Google has expanded the Gemini API's File Search tool to support multimodal data — images, audio, and text — alongside custom metadata filtering and page-level citations. The update is designed to make retrieval-augmented generation (RAG) systems more flexible and accurate for developers building search into their applications.
What changed
Previously, File Search was limited to text-based queries. The new version processes images and text together natively, using the Gemini Embedding 2 model. This means you can search an archive of visual assets using natural language descriptions of tone, style, or content — without relying on filenames or keywords. Audio inputs are also supported, though the documentation does not specify which audio formats or length limits apply.
Custom metadata is another addition. You can attach key-value labels to files — for example, department: Legal or status: Final — and then filter search results by those labels at query time. This reduces noise from irrelevant documents and speeds up retrieval in large archives.

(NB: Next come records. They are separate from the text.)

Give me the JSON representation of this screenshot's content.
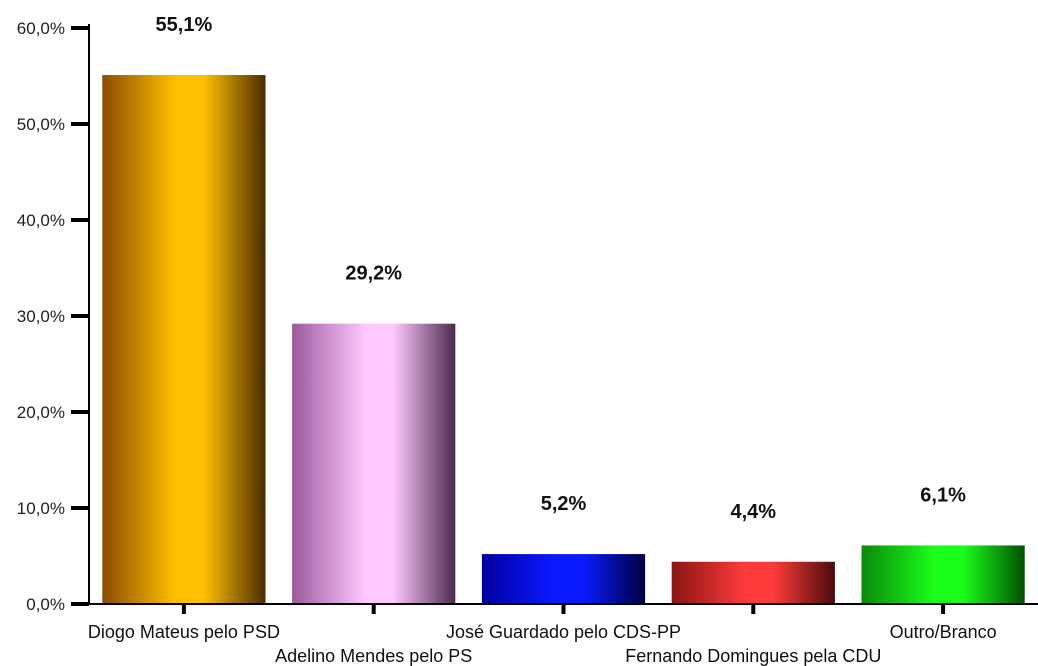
{
  "chart_data": {
    "type": "bar",
    "title": "",
    "xlabel": "",
    "ylabel": "",
    "ylim": [
      0,
      60
    ],
    "grid": false,
    "legend": "none",
    "y_ticks": [
      "0,0%",
      "10,0%",
      "20,0%",
      "30,0%",
      "40,0%",
      "50,0%",
      "60,0%"
    ],
    "categories": [
      "Diogo Mateus pelo PSD",
      "Adelino Mendes pelo PS",
      "José Guardado pelo CDS-PP",
      "Fernando Domingues pela CDU",
      "Outro/Branco"
    ],
    "values": [
      55.1,
      29.2,
      5.2,
      4.4,
      6.1
    ],
    "value_labels": [
      "55,1%",
      "29,2%",
      "5,2%",
      "4,4%",
      "6,1%"
    ],
    "colors": [
      {
        "edge": "#8a4d00",
        "highlight": "#ffc000",
        "shade": "#4a2c00"
      },
      {
        "edge": "#9b5a9c",
        "highlight": "#ffc8ff",
        "shade": "#4a2a4c"
      },
      {
        "edge": "#0000a0",
        "highlight": "#0a1aff",
        "shade": "#000040"
      },
      {
        "edge": "#8a1414",
        "highlight": "#ff3a3a",
        "shade": "#4a0c0c"
      },
      {
        "edge": "#0a8a0a",
        "highlight": "#1aff1a",
        "shade": "#005000"
      }
    ]
  }
}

Page citations are now included in responses. When the model pulls an answer from a PDF, it returns the exact page number, allowing users to verify the source directly. This improves transparency and is useful for fact-checking in regulated or document-heavy workflows.
How it works
File Search handles the infrastructure for indexing and retrieval. Developers upload files and then query them via the Gemini API. The tool uses a Relevance Aware Generator (RAG) model to improve search accuracy. The underlying embedding model is Gemini Embedding 2, which understands both text and image data natively.

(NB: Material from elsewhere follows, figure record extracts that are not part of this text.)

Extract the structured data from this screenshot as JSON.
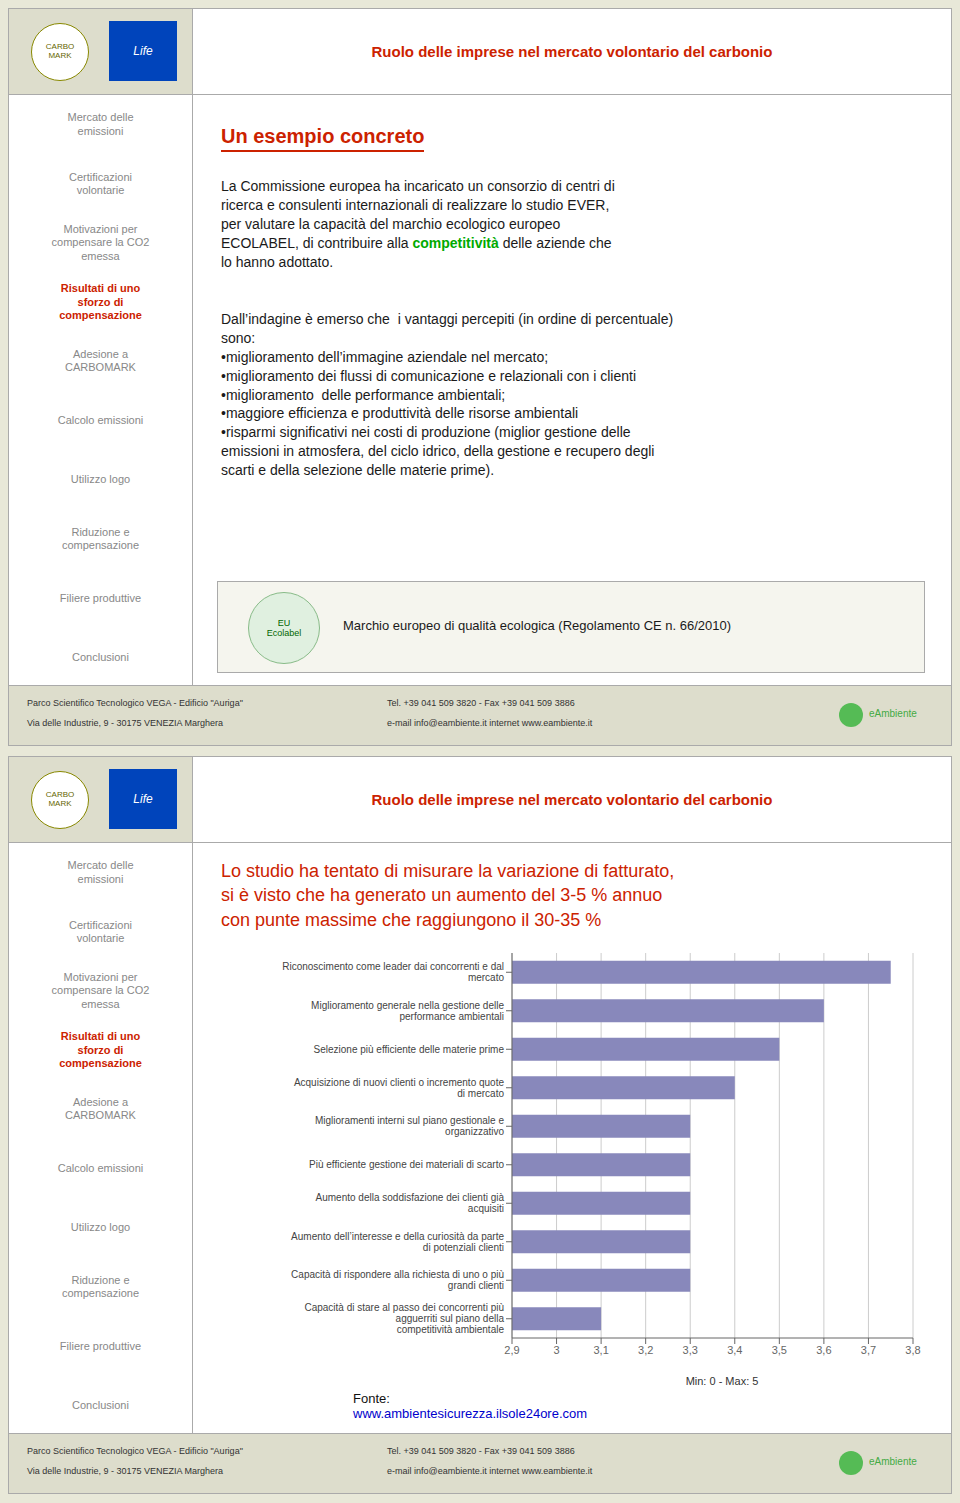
{
  "chart_data": {
    "type": "bar",
    "orientation": "horizontal",
    "categories": [
      "Riconoscimento come leader dai concorrenti e dal mercato",
      "Miglioramento generale nella gestione delle performance ambientali",
      "Selezione più efficiente delle materie prime",
      "Acquisizione di nuovi clienti o incremento quote di mercato",
      "Miglioramenti interni sul piano gestionale e organizzativo",
      "Più efficiente gestione dei materiali di scarto",
      "Aumento della soddisfazione dei clienti già acquisiti",
      "Aumento dell’interesse e della curiosità da parte di potenziali clienti",
      "Capacità di rispondere alla richiesta di uno o più grandi clienti",
      "Capacità di stare al passo dei concorrenti più agguerriti sul piano della\ncompetitività ambientale"
    ],
    "values": [
      3.75,
      3.6,
      3.5,
      3.4,
      3.3,
      3.3,
      3.3,
      3.3,
      3.3,
      3.1
    ],
    "color": "#8888bb",
    "xlim": [
      2.9,
      3.8
    ],
    "xticks": [
      {
        "value": 2.9,
        "label": "2,9"
      },
      3,
      {
        "value": 3.1,
        "label": "3,1"
      },
      {
        "value": 3.2,
        "label": "3,2"
      },
      {
        "value": 3.3,
        "label": "3,3"
      },
      {
        "value": 3.4,
        "label": "3,4"
      },
      {
        "value": 3.5,
        "label": "3,5"
      },
      {
        "value": 3.6,
        "label": "3,6"
      },
      {
        "value": 3.7,
        "label": "3,7"
      },
      {
        "value": 3.8,
        "label": "3,8"
      }
    ],
    "grid": true,
    "annotations": [
      "Ruolo delle imprese nel mercato volontario del carbonio",
      "CARBO\nMARK",
      "Life",
      "Mercato delle\nemissioni",
      "Certificazioni\nvolontarie",
      "Motivazioni per\ncompensare la CO2\nemessa",
      "Risultati di uno\nsforzo di\ncompensazione",
      "Adesione a\nCARBOMARK",
      "Calcolo emissioni",
      "Utilizzo logo",
      "Riduzione e\ncompensazione",
      "Filiere produttive",
      "Conclusioni",
      "Parco Scientifico Tecnologico VEGA - Edificio \"Auriga\"",
      "Via delle Industrie, 9 - 30175 VENEZIA Marghera",
      "Tel. +39 041 509 3820 - Fax +39 041 509 3886",
      "e-mail info@eambiente.it  internet www.eambiente.it",
      "eAmbiente",
      "Un esempio concreto",
      "La Commissione europea ha incaricato un consorzio di centri di\nricerca e consulenti internazionali di realizzare lo studio EVER,\nper valutare la capacità del marchio ecologico europeo\nECOLABEL, di contribuire alla ",
      "competitività",
      " delle aziende che",
      "lo hanno adottato.",
      "Dall’indagine è emerso che  i vantaggi percepiti (in ordine di percentuale)\nsono:\n•miglioramento dell’immagine aziendale nel mercato;\n•miglioramento dei flussi di comunicazione e relazionali con i clienti\n•miglioramento  delle performance ambientali;\n•maggiore efficienza e produttività delle risorse ambientali\n•risparmi significativi nei costi di produzione (miglior gestione delle\nemissioni in atmosfera, del ciclo idrico, della gestione e recupero degli\nscarti e della selezione delle materie prime).",
      "EU\nEcolabel",
      "Marchio europeo di qualità ecologica (Regolamento CE n. 66/2010)",
      "Lo studio ha tentato di misurare la variazione di fatturato,\nsi è visto che ha generato un aumento del 3-5 % annuo\ncon punte massime che raggiungono il 30-35 %",
      "Min: 0 - Max: 5",
      "Fonte:",
      "www.ambientesicurezza.ilsole24ore.com"
    ]
  }
}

Google provides code snippets in its developer guide and API documentation. The basic workflow is:
- Upload files (text, images, or audio) to the File Search tool.
- Optionally attach custom metadata as key-value pairs.
- Query using natural language, images, or audio.
- Receive results with page citations where applicable.
Tradeoffs
File Search is a managed service — you don't need to set up your own vector database or embedding pipeline. That reduces operational overhead but also means you're tied to Google's infrastructure and pricing. The tool is part of the Gemini API, so costs depend on usage volume and the specific model tier.
Custom metadata filtering is a significant improvement for production RAG systems, but it requires upfront labeling effort. If your data lacks consistent metadata, the feature adds little value.
Page citations are limited to PDFs. For other file types (images, audio, plain text), the citation mechanism is not described.
When to use it
This update is relevant for any application that needs to search across mixed media — creative agencies looking for visual assets, legal teams scanning document archives, or customer support tools that need to retrieve information from PDFs and images alike. The multimodal search and metadata filtering make it suitable for larger, more complex datasets where simple keyword search falls short.
Bottom line
Google's Gemini API File Search now offers a practical, managed RAG solution with multimodal input, metadata filtering, and source citations. It removes the need to build custom embedding and retrieval infrastructure, at the cost of vendor lock-in and potential usage fees. For teams already using the Gemini API, it's a straightforward upgrade.